Varon’s work has a distinctive charm. Her stories, as New Shoes amply demonstrates, tend to be about not only moving the plot forward but also taking an interest in the world, imparting information about geography, culture, or beloved pastimes. They represent the work and the pleasure of learning. At the same time, Varon uses animals and other “nonhuman” characters to convey feelings of friendship, love, and loss (most piercingly, I think, in her breakthrough book Robot Dreams). Along the way, she scatters moments of droll, deadpan humor:
Varon's telltale graphic style is very readable. Her character designs are distinct and unmistakable; every character looks different from every other one (and I can see some influences she has cited, including Jay Ward and William Steig). The figures are clean and shadowless, yet outlined by robust brush-inking. Her bright, unshaded pages boast discrete forms and solid, eye-popping colors, yet also a complex mixing of hues (as in the varied shades of green that make up New Shoes’s rainforest).
Inked on Bristol board but then colored in Photoshop (as is Varon's SOP), New Shoes happily blends old-school and digital methods, combining springy linework with subtle coloring. Layout-wise, Varon alternates between framed and unframed images, favoring big, open spreads and full bleeds. Often, single images take up a page or spread; alternately, Varon may go for a page of two or three (or, very rarely, four) panels. Clarity and momentum are all, and New Shoes fairly carries the reader along.
Sara Varon has become one of First Second’s signature authors.

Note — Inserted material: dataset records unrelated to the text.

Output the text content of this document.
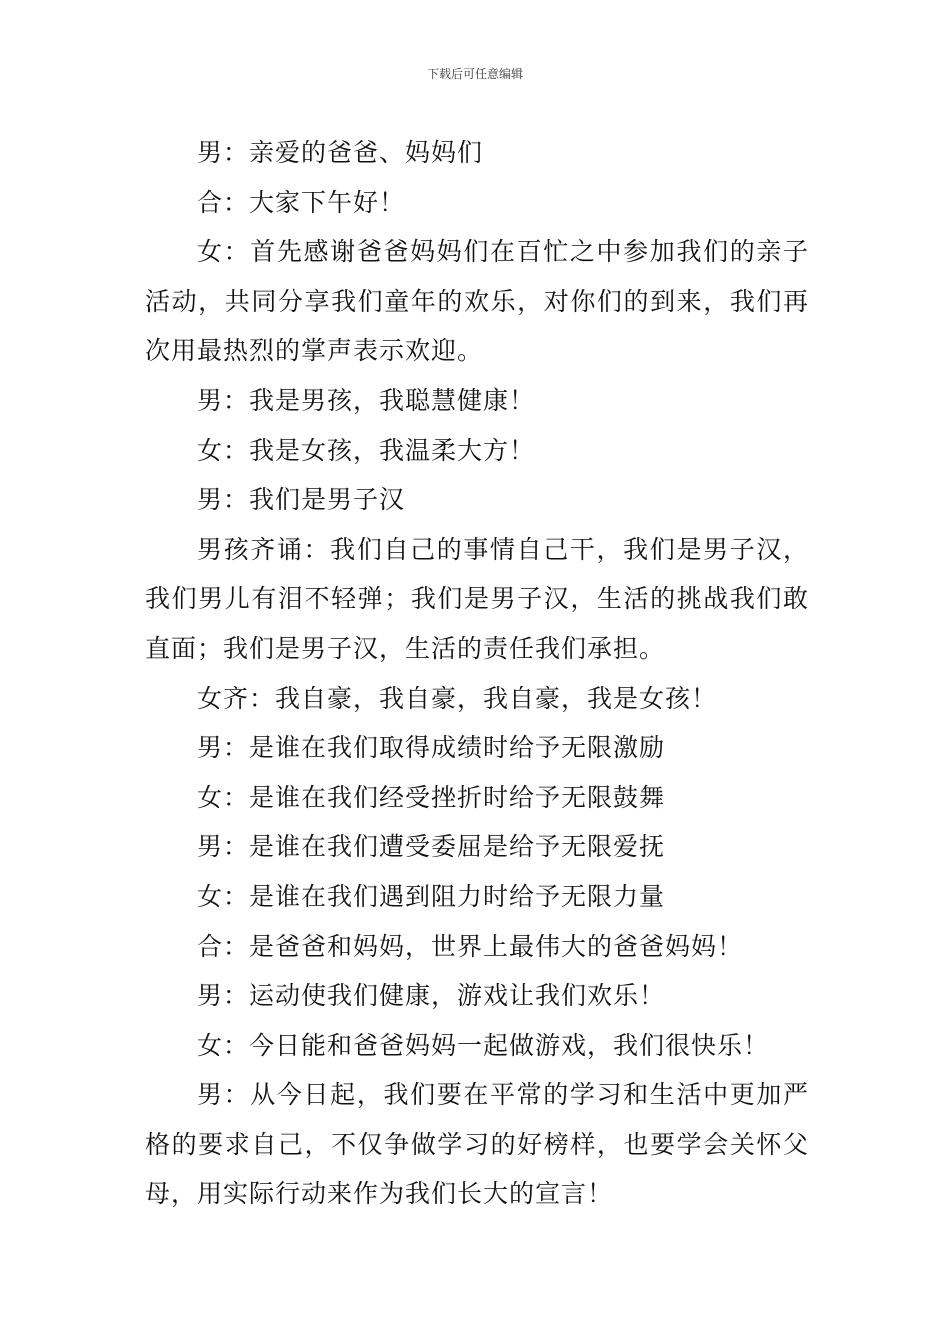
下载后可任意编辑

男：亲爱的爸爸、妈妈们

合：大家下午好！

女：首先感谢爸爸妈妈们在百忙之中参加我们的亲子活动，共同分享我们童年的欢乐，对你们的到来，我们再次用最热烈的掌声表示欢迎。

男：我是男孩，我聪慧健康！

女：我是女孩，我温柔大方！

男：我们是男子汉

男孩齐诵：我们自己的事情自己干，我们是男子汉，我们男儿有泪不轻弹；我们是男子汉，生活的挑战我们敢直面；我们是男子汉，生活的责任我们承担。

女齐：我自豪，我自豪，我自豪，我是女孩！

男：是谁在我们取得成绩时给予无限激励

女：是谁在我们经受挫折时给予无限鼓舞

男：是谁在我们遭受委屈是给予无限爱抚

女：是谁在我们遇到阻力时给予无限力量

合：是爸爸和妈妈，世界上最伟大的爸爸妈妈！

男：运动使我们健康，游戏让我们欢乐！

女：今日能和爸爸妈妈一起做游戏，我们很快乐！

男：从今日起，我们要在平常的学习和生活中更加严格的要求自己，不仅争做学习的好榜样，也要学会关怀父母，用实际行动来作为我们长大的宣言！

I had the privilege of interviewing her, back in 2009, at the International Comic Arts Forum in Chicago, and it has been a pleasure to see more and more of her work—work that explores friendship and community for the benefit of young and old readers alike. New Shoes charmed me right off, but keeps growing in my estimation as I think about it—another delightful, subtle, low-key triumph.
First Second provided a review copy of this book.